Cuma Eylül 20, 2024

Belliki sol-sosyalist eski nostaljik söylemlerin tekrarı bugün artık kitlelerde herhangi bir karşılık bulmuyor!

Geçenlerde, “dini bütün” olarak tabir edilen kesimlerden bir ahbabımla, “ne olacak bu memleketin hali” kıvamında sohbetteyken, şöylesi bir cümle kurmuştu: “Abi benim anlamadığım, bunca açlık, yoksulluk, işsizlik ve zulüm varken, yani koşullar aslında tam da siz devrimci solcuların kolayca taban bulmanıza ve kitleleri harekete geçirmenize ve hatta devrim bile yapmanıza bunca uygunken; bu derece atıl ve etkisiz olmanız, sence normal mi?”

Dar anlamda “dışımızdan biri”, ama geniş anlamda emekçi halktan biri olması sebebiyle de bizden biri olan ahbabım, bu son derece isabetli ve haklı sorusuyla, aslında acı bir gerçekliğimize parmak basıyordu: Devrimi örgütleyebilmek, yani devrimci siyasal mücadele yürütebilmek için nesnel koşullar böylesine muazzam denilebilecek derece elverişliyken; devrimci sol-sosyalist ve komünist kesimler neden bunu bir türlü “fırsata” çeviremiyor? 

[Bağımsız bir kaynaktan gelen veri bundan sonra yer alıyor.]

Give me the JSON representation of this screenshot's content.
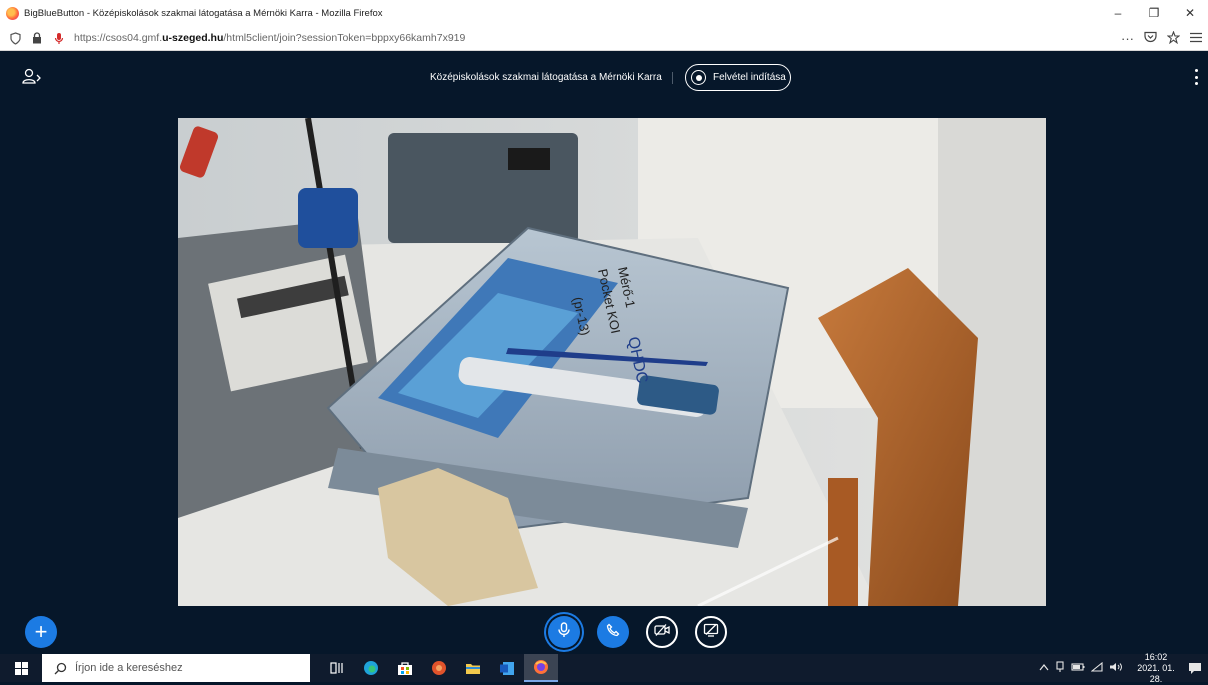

Kendilerini devrimci sol-sosyalist ve komünist addeden tüm yapı ve kesimlerin, ivedilikle ve de devrimci ciddiyetle bu sorunun yanıtını oluşturmalarının, ertelenemez tarihi sorumlulukları gereği olduğunu, bu vesileyle bir kez daha önemle yinelemiş olalım.

Kendi açımdan sorunun belli boyutlarını, (Temmuz’un son haftası içinde, üç bölüm olarak, artarda bloğumda okurla buluşacak olan) “Bugün Açısından Devrimci Siyasal Mücadelenin Toplumsal Dinamikleri Nelerdir?” başlıklı makalemde ele alıp, bazı yanıtlarını oluşturmuştuysam da ancak çok bileşenli böylesi bir sorunu, tüm yönleriyle tek bir kısa makalede işlemek, öyle pek de mümkün olmadığından, tekrar tekrar ele alıp işleme ihtiyacı oluşuyor.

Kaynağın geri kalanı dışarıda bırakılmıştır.